Modalités d’administration

→ Biphosphonates : à jeun avec un grand verre d’eau du robinet ou faiblement minéralisée (pas d’eau minérale), 30 minutes avant toute prise alimentaire ou médicamenteuse. Ne pas croquer ni laisser fondre le comprimé en bouche. Ne pas s’allonger dans les 30 minutes suivant la prise.

→ Raloxifène : administration indifférente par rapport aux repas.

→ Ranélate de strontium : au coucher avec un grand verre d’eau, de préférence au moins deux heures après le dîner.

→ Dénosumab : sortir du réfrigérateur environ 30 minutes avant l’injection ; injection sous-cutanée dans la cuisse, l’abdomen ou le haut du bras après désinfection avec une compresse imbibée d’alcool. Pincer la peau, piquer à 90°. Ne pas frotter le site ; mettre si besoin un pansement.

→ Tériparatide : un stylo fait 28 jours de traitement, le jeter après. À utiliser avec aiguilles pour stylo injecteur d’insuline ; diamètre 0,25 à 0,33 mm ; longueur 12,7, 8 ou 5 mm. Injection sous-cutanée dans la cuisse ou l’abdomen (idem dénosumab). Remettre le stylo au réfrigérateur après injection.

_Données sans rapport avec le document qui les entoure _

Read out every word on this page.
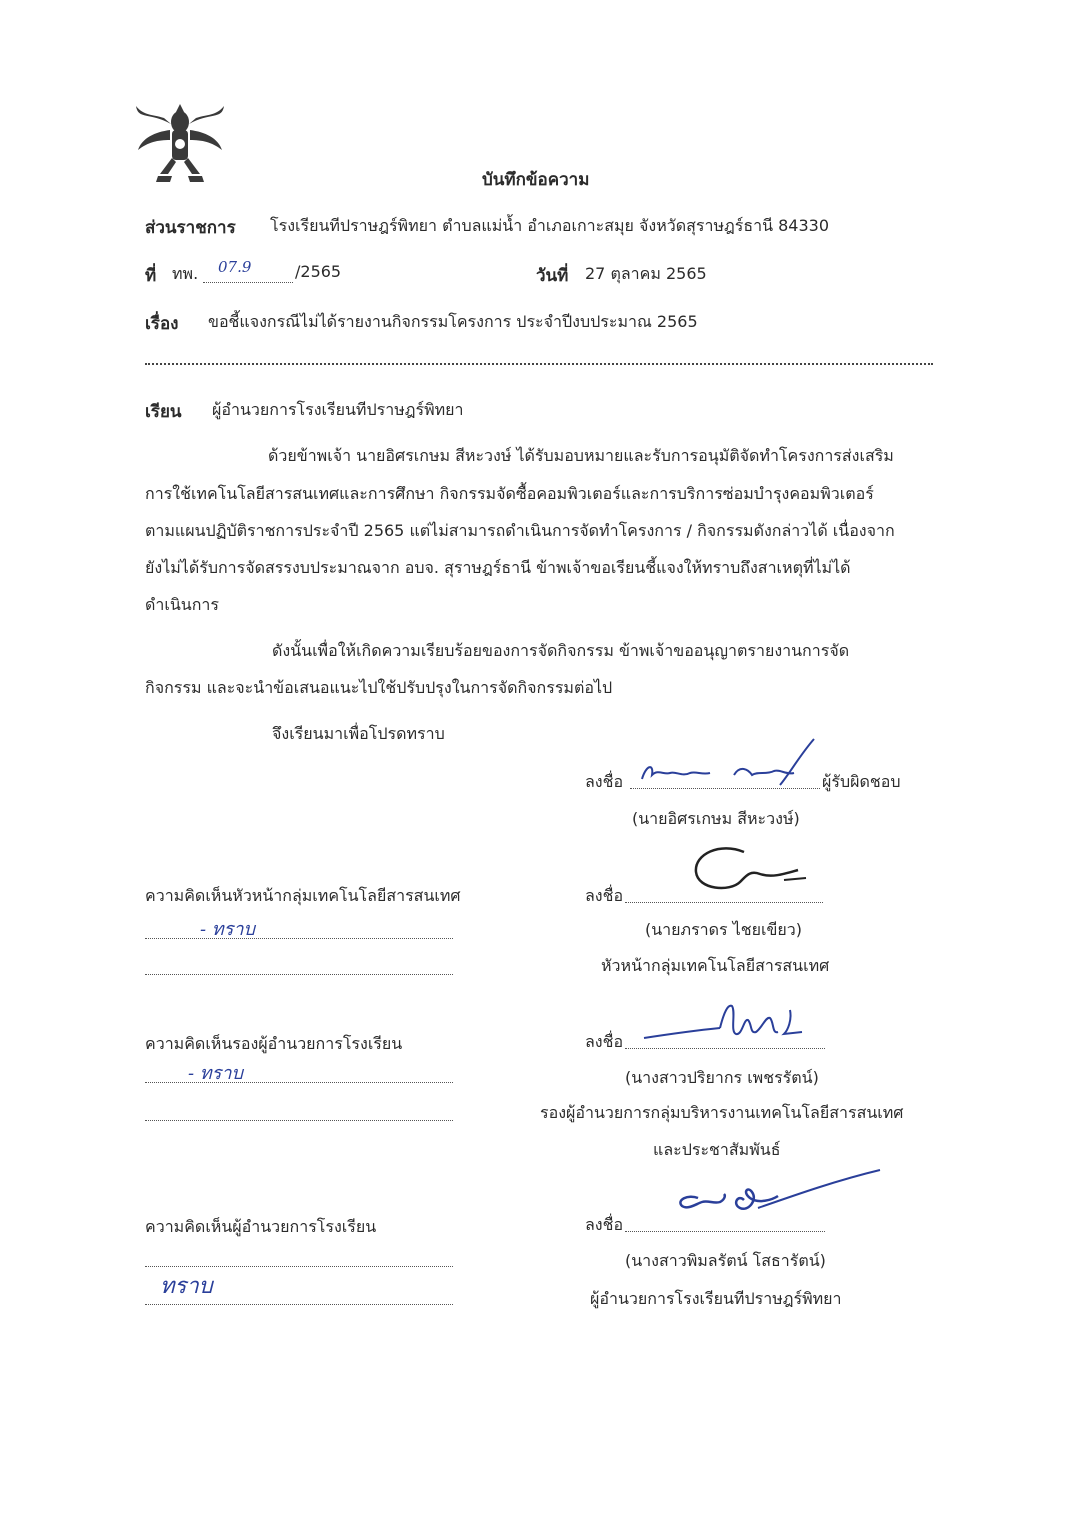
บันทึกข้อความ
ส่วนราชการ โรงเรียนทีปราษฎร์พิทยา ตำบลแม่น้ำ อำเภอเกาะสมุย จังหวัดสุราษฎร์ธานี 84330
ที่ ทพ. 07.9	/2565	วันที่ 27 ตุลาคม 2565
เรื่อง ขอชี้แจงกรณีไม่ได้รายงานกิจกรรมโครงการ ประจำปีงบประมาณ 2565
เรียน ผู้อำนวยการโรงเรียนทีปราษฎร์พิทยา
ด้วยข้าพเจ้า นายอิศรเกษม สีหะวงษ์ ได้รับมอบหมายและรับการอนุมัติจัดทำโครงการส่งเสริม
การใช้เทคโนโลยีสารสนเทศและการศึกษา กิจกรรมจัดซื้อคอมพิวเตอร์และการบริการซ่อมบำรุงคอมพิวเตอร์
ตามแผนปฏิบัติราชการประจำปี 2565 แต่ไม่สามารถดำเนินการจัดทำโครงการ / กิจกรรมดังกล่าวได้ เนื่องจาก
ยังไม่ได้รับการจัดสรรงบประมาณจาก อบจ. สุราษฎร์ธานี ข้าพเจ้าขอเรียนชี้แจงให้ทราบถึงสาเหตุที่ไม่ได้
ดำเนินการ
ดังนั้นเพื่อให้เกิดความเรียบร้อยของการจัดกิจกรรม ข้าพเจ้าขออนุญาตรายงานการจัด
กิจกรรม และจะนำข้อเสนอแนะไปใช้ปรับปรุงในการจัดกิจกรรมต่อไป
จึงเรียนมาเพื่อโปรดทราบ
ลงชื่อ	ผู้รับผิดชอบ
(นายอิศรเกษม สีหะวงษ์)
ความคิดเห็นหัวหน้ากลุ่มเทคโนโลยีสารสนเทศ
- ทราบ
ลงชื่อ
(นายภราดร ไชยเขียว)
หัวหน้ากลุ่มเทคโนโลยีสารสนเทศ
ความคิดเห็นรองผู้อำนวยการโรงเรียน
- ทราบ
ลงชื่อ
(นางสาวปริยากร เพชรรัตน์)
รองผู้อำนวยการกลุ่มบริหารงานเทคโนโลยีสารสนเทศ
และประชาสัมพันธ์
ความคิดเห็นผู้อำนวยการโรงเรียน
ทราบ
ลงชื่อ
(นางสาวพิมลรัตน์ โสธารัตน์)
ผู้อำนวยการโรงเรียนทีปราษฎร์พิทยา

→ Calcitonine : sortir 15 à 30 minutes du réfrigérateur avant. Injection sous-cutanée ou intramusculaire au coucher pour limiter nausées et vomissements.

Suivi

→ Biphosphonates, dénosumab : hygiène bucco-dentaire rigoureuse ; contrôles dentaires au moins une fois par an et davantage pour les patients qui sont atteints de pathologie maligne. Consultation dentaire systématique en cas de mobilité des dents, de douleurs ou gonflements des gencives. Signaler toute douleur au niveau de la cuisse, de la hanche ou de l’aine.

→ Dénosumab : dosage de la calcémie en présence de symptômes d’hypocalcémie (paresthésies, raideurs, crampes musculaires…).

→ Ranélate de strontium : suivi cardiovasculaire tous les six à douze mois. Consultation médicale et arrêt du traitement devant toute irruption cutanée.

→ Acide zolédronique et raloxifène : surveillance du risque thromboembolique veineux ; consultation médicale devant toute douleur du mollet ou gonflement d’une jambe. Arrêt du traitement en cas d’immobilisation prolongée.

→ Acide zolédronique : surveillance de la fonction rénale chez les patients à risque (âge avancé, déshydratation…).

(1) Les médicaments de l’ostéoporose, fiche de bon usage, HAS, juillet 2014.

Un peu de vocabulaire

→ Nécrolyse épidermique toxique (inclut les syndromes de Stevens-Johnson et de Lyell) : atteinte dermatologique aiguë grave se manifestant par un rash cutané, souvent associé à des lésions bulleuses, et/ou par des érosions des muqueuses.

→ Syndrome DRESS (Drug Rash with Eosinophilia and Systemic Symptom) : éruption cutanée, fièvre et hyperéosinophilie associées à des atteintes systémiques telles que adénopathie, hépatite, néphropathie interstitielle, pneumopathie interstitielle.